Neel Nanda comments on OpenAI’s Alignment Plans

Neel Nanda 27 Aug 2022 7:17 UTC
LW: 3 AF: 2
3
AF
I’m pretty unconvinced by this. I do not think that any substantial fraction of AI x-risk comes from an alignment research who thinks carefully about x-risk deciding that a GPT-3 level system isn’t scary enough to take significant precautions with re boxing.
I think taking frivolous risks is bad, but that risk aversion to the point of not being able to pursue otherwise promising research directions seems pretty costly, while the benefits of averting risks >1e-9 is pretty negligible in comparison.
(To be clear, this argument does not apply to more powerful systems! As systems get smarter we should be more capable, and try to be very conservative! But ultimately everything is a trade-off—letting GPT-3 talk to human contractors giving feedback is a way of letting it out of the box!)

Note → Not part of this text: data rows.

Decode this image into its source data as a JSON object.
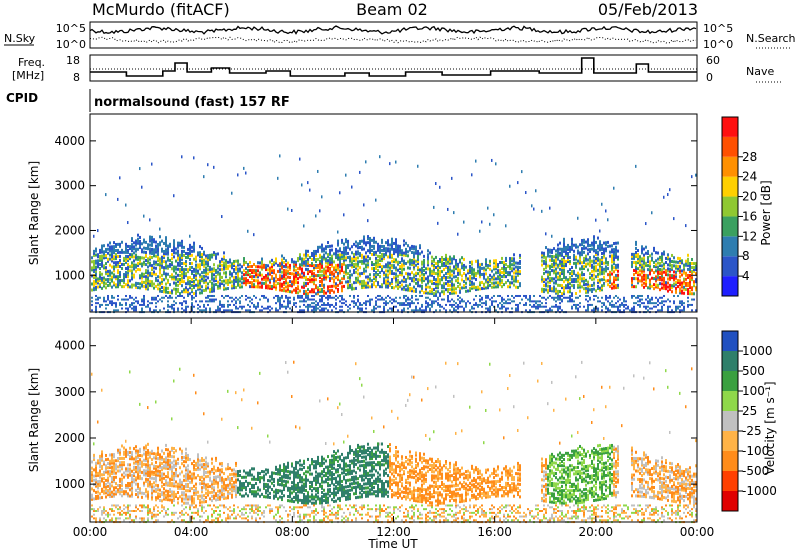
{
  "header": {
    "station": "McMurdo (fitACF)",
    "beam": "Beam 02",
    "date": "05/Feb/2013"
  },
  "noise_panel": {
    "left_label": "N.Sky",
    "right_label": "N.Search",
    "left_ticks": [
      "10^5",
      "10^0"
    ],
    "right_ticks": [
      "10^5",
      "10^0"
    ]
  },
  "freq_panel": {
    "left_label_1": "Freq.",
    "left_label_2": "[MHz]",
    "right_label": "Nave",
    "left_ticks": [
      "18",
      "8"
    ],
    "right_ticks": [
      "60",
      "0"
    ]
  },
  "cpid_panel": {
    "label": "CPID",
    "text": "normalsound (fast) 157 RF"
  },
  "colors": {
    "power_scale": [
      "#1f1fff",
      "#2b55c8",
      "#2e7db0",
      "#3aa060",
      "#8fc832",
      "#ffd000",
      "#ff9000",
      "#ff5000",
      "#ff1010"
    ],
    "velocity_scale": [
      "#e00000",
      "#ff4000",
      "#ff8c1a",
      "#ffb347",
      "#c0c0c0",
      "#8fd84a",
      "#3aa040",
      "#2f7f6a",
      "#2050c0"
    ]
  },
  "chart_data": [
    {
      "type": "heatmap",
      "title": "Power",
      "xlabel": "",
      "ylabel": "Slant Range [km]",
      "xlim": [
        "00:00",
        "24:00"
      ],
      "ylim": [
        180,
        4600
      ],
      "y_ticks": [
        "1000",
        "2000",
        "3000",
        "4000"
      ],
      "colorbar": {
        "label": "Power [dB]",
        "ticks": [
          "4",
          "8",
          "12",
          "16",
          "20",
          "24",
          "28"
        ],
        "range": [
          0,
          32
        ]
      }
    },
    {
      "type": "heatmap",
      "title": "Velocity",
      "xlabel": "Time UT",
      "ylabel": "Slant Range [km]",
      "xlim": [
        "00:00",
        "24:00"
      ],
      "ylim": [
        180,
        4600
      ],
      "x_ticks": [
        "00:00",
        "04:00",
        "08:00",
        "12:00",
        "16:00",
        "20:00",
        "00:00"
      ],
      "y_ticks": [
        "1000",
        "2000",
        "3000",
        "4000"
      ],
      "colorbar": {
        "label": "Velocity [m s⁻¹]",
        "ticks": [
          "1000",
          "500",
          "100",
          "25",
          "-25",
          "-100",
          "-500",
          "-1000"
        ]
      }
    }
  ]
}
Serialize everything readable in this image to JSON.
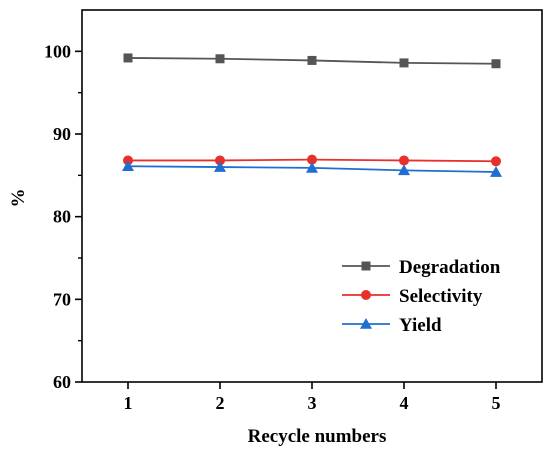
{
  "chart_data": {
    "type": "line",
    "title": "",
    "xlabel": "Recycle numbers",
    "ylabel": "%",
    "x": [
      1,
      2,
      3,
      4,
      5
    ],
    "xlim": [
      0.5,
      5.5
    ],
    "ylim": [
      60,
      105
    ],
    "xticks": [
      "1",
      "2",
      "3",
      "4",
      "5"
    ],
    "yticks": [
      "60",
      "70",
      "80",
      "90",
      "100"
    ],
    "grid": false,
    "legend_position": "bottom-right",
    "series": [
      {
        "name": "Degradation",
        "values": [
          99.2,
          99.1,
          98.9,
          98.6,
          98.5
        ],
        "color": "#555555",
        "marker": "square"
      },
      {
        "name": "Selectivity",
        "values": [
          86.8,
          86.8,
          86.9,
          86.8,
          86.7
        ],
        "color": "#e8302a",
        "marker": "circle"
      },
      {
        "name": "Yield",
        "values": [
          86.1,
          86.0,
          85.9,
          85.6,
          85.4
        ],
        "color": "#1f6fd1",
        "marker": "triangle"
      }
    ]
  }
}
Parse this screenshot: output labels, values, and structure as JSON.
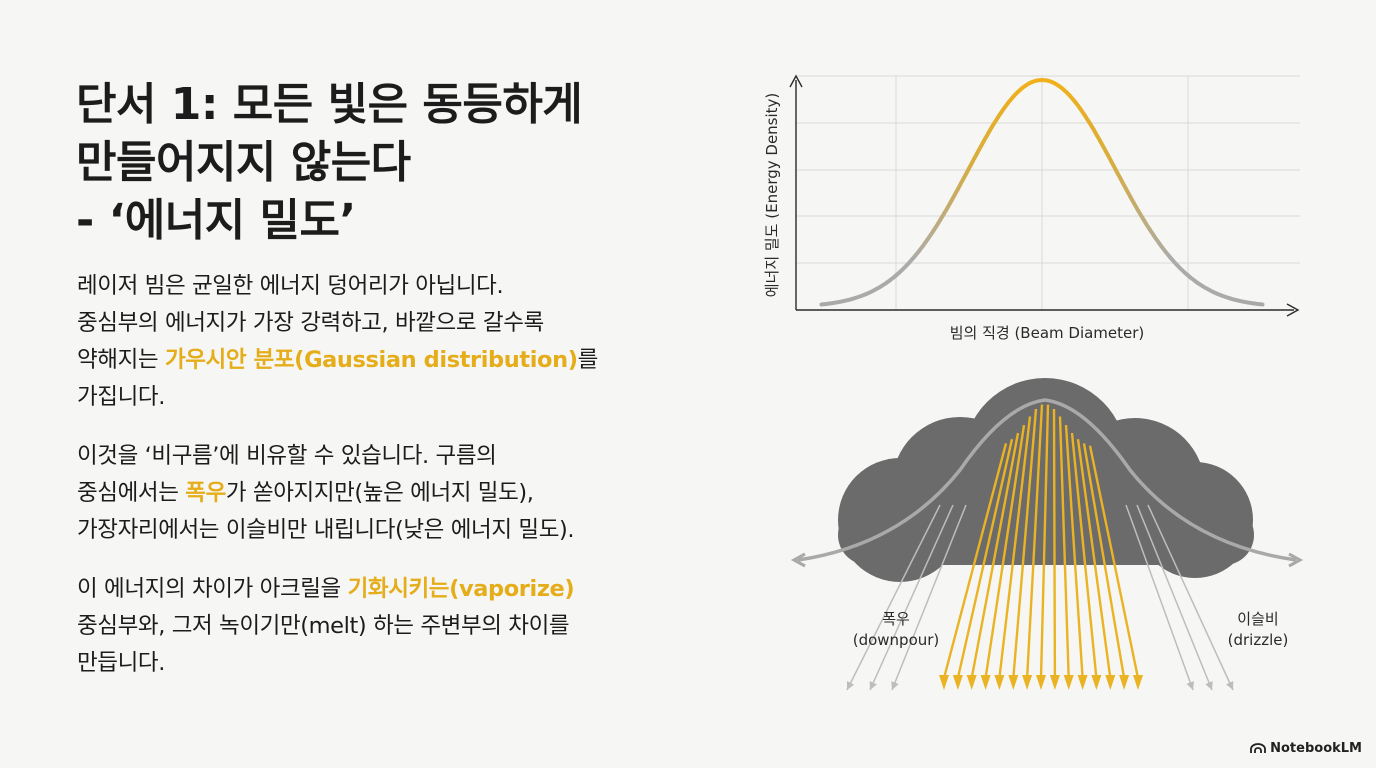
{
  "title": {
    "line1": "단서 1: 모든 빛은 동등하게",
    "line2": "만들어지지 않는다",
    "line3": "- ‘에너지 밀도’"
  },
  "body": {
    "p1": {
      "l1": "레이저 빔은 균일한 에너지 덩어리가 아닙니다.",
      "l2": "중심부의 에너지가 가장 강력하고, 바깥으로 갈수록",
      "l3a": "약해지는 ",
      "l3hl": "가우시안 분포(Gaussian distribution)",
      "l3b": "를",
      "l4": "가집니다."
    },
    "p2": {
      "l1": "이것을 ‘비구름’에 비유할 수 있습니다. 구름의",
      "l2a": "중심에서는 ",
      "l2hl": "폭우",
      "l2b": "가 쏟아지지만(높은 에너지 밀도),",
      "l3": "가장자리에서는 이슬비만 내립니다(낮은 에너지 밀도)."
    },
    "p3": {
      "l1a": "이 에너지의 차이가 아크릴을 ",
      "l1hl": "기화시키는(vaporize)",
      "l2": "중심부와, 그저 녹이기만(melt) 하는 주변부의 차이를",
      "l3": "만듭니다."
    }
  },
  "chart": {
    "ylabel": "에너지 밀도 (Energy Density)",
    "xlabel": "빔의 직경 (Beam Diameter)"
  },
  "cloud": {
    "downpour_ko": "폭우",
    "downpour_en": "(downpour)",
    "drizzle_ko": "이슬비",
    "drizzle_en": "(drizzle)"
  },
  "brand": "NotebookLM",
  "colors": {
    "accent": "#e5ad1a",
    "gray": "#a8a8a8",
    "cloud": "#6b6b6b",
    "text": "#1c1c1c"
  },
  "chart_data": {
    "type": "line",
    "ylabel": "에너지 밀도 (Energy Density)",
    "xlabel": "빔의 직경 (Beam Diameter)",
    "x": [
      -3,
      -2.5,
      -2,
      -1.5,
      -1,
      -0.5,
      0,
      0.5,
      1,
      1.5,
      2,
      2.5,
      3
    ],
    "values": [
      0.011,
      0.044,
      0.135,
      0.325,
      0.607,
      0.882,
      1.0,
      0.882,
      0.607,
      0.325,
      0.135,
      0.044,
      0.011
    ],
    "grid": true,
    "legend": "none"
  }
}
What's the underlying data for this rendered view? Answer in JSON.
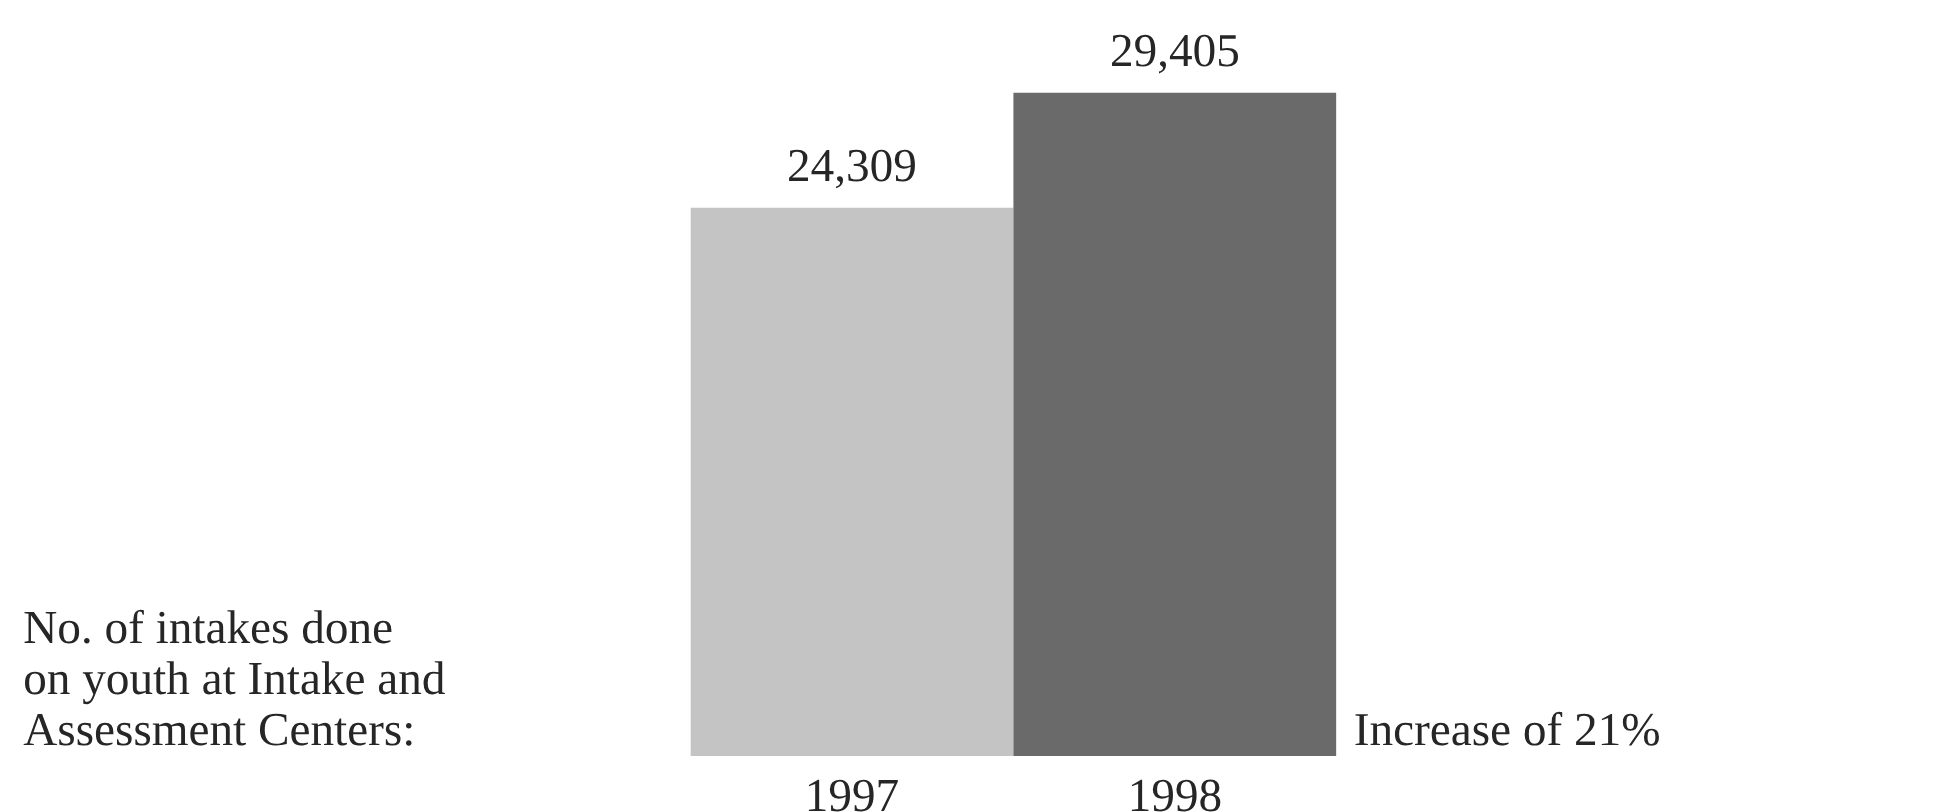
{
  "chart_data": {
    "type": "bar",
    "categories": [
      "1997",
      "1998"
    ],
    "values": [
      24309,
      29405
    ],
    "colors": [
      "#c4c4c4",
      "#6a6a6a"
    ],
    "data_labels": true,
    "value_labels": [
      "24,309",
      "29,405"
    ],
    "annotations": [
      "No. of intakes done\non youth at Intake and\nAssessment Centers:",
      "Increase of 21%"
    ]
  }
}
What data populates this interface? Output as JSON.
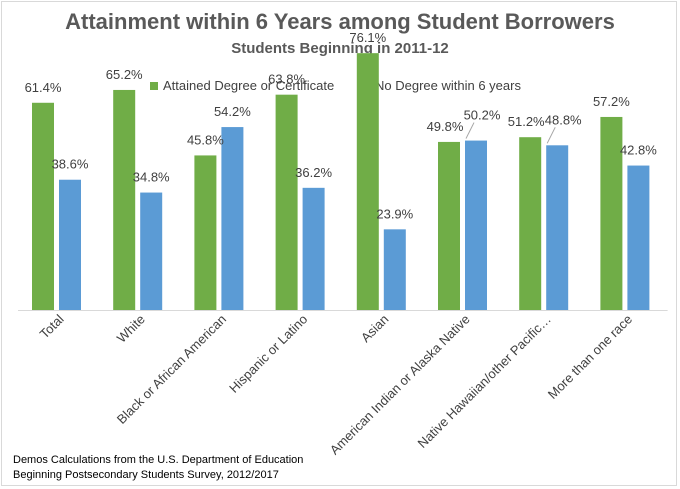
{
  "chart_data": {
    "type": "bar",
    "title": "Attainment within 6 Years among Student Borrowers",
    "subtitle": "Students Beginning in 2011-12",
    "categories": [
      "Total",
      "White",
      "Black or African American",
      "Hispanic or Latino",
      "Asian",
      "American Indian or Alaska Native",
      "Native Hawaiian/other Pacific…",
      "More than one race"
    ],
    "series": [
      {
        "name": "Attained Degree or Certificate",
        "color": "#70ad47",
        "values": [
          61.4,
          65.2,
          45.8,
          63.8,
          76.1,
          49.8,
          51.2,
          57.2
        ],
        "labels": [
          "61.4%",
          "65.2%",
          "45.8%",
          "63.8%",
          "76.1%",
          "49.8%",
          "51.2%",
          "57.2%"
        ]
      },
      {
        "name": "No Degree within 6 years",
        "color": "#5b9bd5",
        "values": [
          38.6,
          34.8,
          54.2,
          36.2,
          23.9,
          50.2,
          48.8,
          42.8
        ],
        "labels": [
          "38.6%",
          "34.8%",
          "54.2%",
          "36.2%",
          "23.9%",
          "50.2%",
          "48.8%",
          "42.8%"
        ]
      }
    ],
    "ylim": [
      0,
      80
    ],
    "legend_position": "top",
    "grid": false,
    "xlabel": "",
    "ylabel": ""
  },
  "source": {
    "line1": "Demos Calculations from the U.S. Department of Education",
    "line2": "Beginning Postsecondary Students Survey, 2012/2017"
  }
}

- Signer 27 Aug 2022 15:18 UTC
  −2 points
  −3
  Parent
  I just want the trade-off to be made explicitly. If it turns out that −7 people in expectation is better than thinking about utility functions and all other alternatives—fine. But that’s the argument that depends on actual numbers. Yes, it’s possible to think informally and correctly. But maybe “an alignment research who thinks carefully about x-risk” wasn’t what was happening.
  
  To be clear, this argument does not apply to more powerful systems!
  
  Before running InstructGPT what was the technical reason why it wouldn’t be powerful?